Diminishing Marginal Utility
The value of, or satisfaction gained from, a good to a consumer declines with each additional unit acquired or consumed.
Factor Market
Refers to markets where services of the factors of production (Land, labor, capital & entrepreneurship) are bought and sold.
Factors of Production
The inputs that are used in the production of goods or services in the attempt to make an economic profit, which include land, labor, capital, and entrepreneurship.
Land
The part of the earth's surface that is not covered by water, as opposed to the sea or the air.
Labor
Work, especially hard physical work.
Marginal Factor Cost (MFC)
A rate expressed in currency units per unit of input, such as labor; similar but not identical to a wage rate.
Marginal Private Costs (MPC)
Cost incurred solely by the manufacturer; additional cost incurred by the producer through the production or use of a single extra unit.
Marginal Product of Labor
The change in output from hiring one additional unit of labor; the increase in output added by the last unit of labor.
Marginal Revenue
The additional income from selling one more unit of a good; sometimes equal to price.

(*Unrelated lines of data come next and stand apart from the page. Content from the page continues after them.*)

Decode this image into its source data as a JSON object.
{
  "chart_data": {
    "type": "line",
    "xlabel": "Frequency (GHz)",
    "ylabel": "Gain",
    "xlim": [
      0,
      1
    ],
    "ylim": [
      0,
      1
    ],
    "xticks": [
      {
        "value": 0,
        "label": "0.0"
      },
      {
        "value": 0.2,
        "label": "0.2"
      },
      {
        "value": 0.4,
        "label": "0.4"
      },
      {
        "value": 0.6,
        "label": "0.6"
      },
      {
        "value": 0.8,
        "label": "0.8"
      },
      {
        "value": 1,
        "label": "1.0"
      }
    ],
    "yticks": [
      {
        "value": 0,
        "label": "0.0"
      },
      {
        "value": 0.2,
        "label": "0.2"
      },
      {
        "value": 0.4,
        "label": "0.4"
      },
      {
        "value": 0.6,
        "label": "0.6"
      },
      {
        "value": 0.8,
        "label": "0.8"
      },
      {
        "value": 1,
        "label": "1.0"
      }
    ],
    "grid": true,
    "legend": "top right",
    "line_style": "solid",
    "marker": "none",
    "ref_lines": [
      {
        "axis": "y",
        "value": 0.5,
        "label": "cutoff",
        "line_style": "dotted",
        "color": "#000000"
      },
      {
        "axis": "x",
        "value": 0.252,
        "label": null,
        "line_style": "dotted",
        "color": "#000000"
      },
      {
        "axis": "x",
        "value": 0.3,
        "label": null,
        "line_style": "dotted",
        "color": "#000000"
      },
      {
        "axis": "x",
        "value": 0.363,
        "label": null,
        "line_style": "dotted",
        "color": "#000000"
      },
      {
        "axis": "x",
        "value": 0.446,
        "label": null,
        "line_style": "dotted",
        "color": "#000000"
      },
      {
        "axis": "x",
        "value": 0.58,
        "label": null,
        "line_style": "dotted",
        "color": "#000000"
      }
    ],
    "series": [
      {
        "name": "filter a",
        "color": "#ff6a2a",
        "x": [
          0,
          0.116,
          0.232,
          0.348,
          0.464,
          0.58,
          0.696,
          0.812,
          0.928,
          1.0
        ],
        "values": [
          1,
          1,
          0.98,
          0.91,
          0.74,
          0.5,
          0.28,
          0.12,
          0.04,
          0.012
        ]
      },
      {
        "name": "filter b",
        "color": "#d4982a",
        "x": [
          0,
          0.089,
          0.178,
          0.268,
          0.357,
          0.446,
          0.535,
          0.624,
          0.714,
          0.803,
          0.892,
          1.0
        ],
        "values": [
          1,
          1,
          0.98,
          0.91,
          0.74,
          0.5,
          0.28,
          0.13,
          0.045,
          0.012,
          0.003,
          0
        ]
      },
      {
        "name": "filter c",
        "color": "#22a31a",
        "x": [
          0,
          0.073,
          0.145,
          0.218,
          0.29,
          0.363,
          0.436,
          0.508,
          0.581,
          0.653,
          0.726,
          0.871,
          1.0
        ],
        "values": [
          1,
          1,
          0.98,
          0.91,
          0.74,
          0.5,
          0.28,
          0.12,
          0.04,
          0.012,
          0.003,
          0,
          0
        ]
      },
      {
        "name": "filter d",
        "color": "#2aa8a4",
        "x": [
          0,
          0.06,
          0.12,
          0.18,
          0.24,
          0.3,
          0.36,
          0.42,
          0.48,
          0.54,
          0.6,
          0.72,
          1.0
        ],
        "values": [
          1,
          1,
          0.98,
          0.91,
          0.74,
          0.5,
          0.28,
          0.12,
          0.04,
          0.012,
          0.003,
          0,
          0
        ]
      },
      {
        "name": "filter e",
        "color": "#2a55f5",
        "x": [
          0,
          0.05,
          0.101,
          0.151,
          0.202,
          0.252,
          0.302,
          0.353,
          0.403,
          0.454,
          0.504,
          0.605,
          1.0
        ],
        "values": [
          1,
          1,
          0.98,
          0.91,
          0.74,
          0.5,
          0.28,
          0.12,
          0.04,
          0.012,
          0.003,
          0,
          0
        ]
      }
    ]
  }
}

Marginal Revenue Product (MRP)
The additional revenue generated by the additional unit of labor (worker).
Progressive Tax
A tax in which people with more income pay a larger percentage in taxes.
Minimum Wage
The lowest wage permitted by law or by a special agreement (such as one with a labor union).
Monopsonistic Markets
A market with a single buyer of labor, commonly found in small towns with one large firm providing the majority of employment.
Rent
Payments received in exchange for temporary use of a particular good or property.
Resources
A stock or supply of money, materials, staff, and other assets that can be drawn on by a person or organization.
Wage
A factor payment to the owner of labor for using labor services in the production of goods and services.
Wage Taker
Demand for labor increases market wages and more workers enter the market. But this higher cost of labor will mean that employers will use less labor because it's more expensive.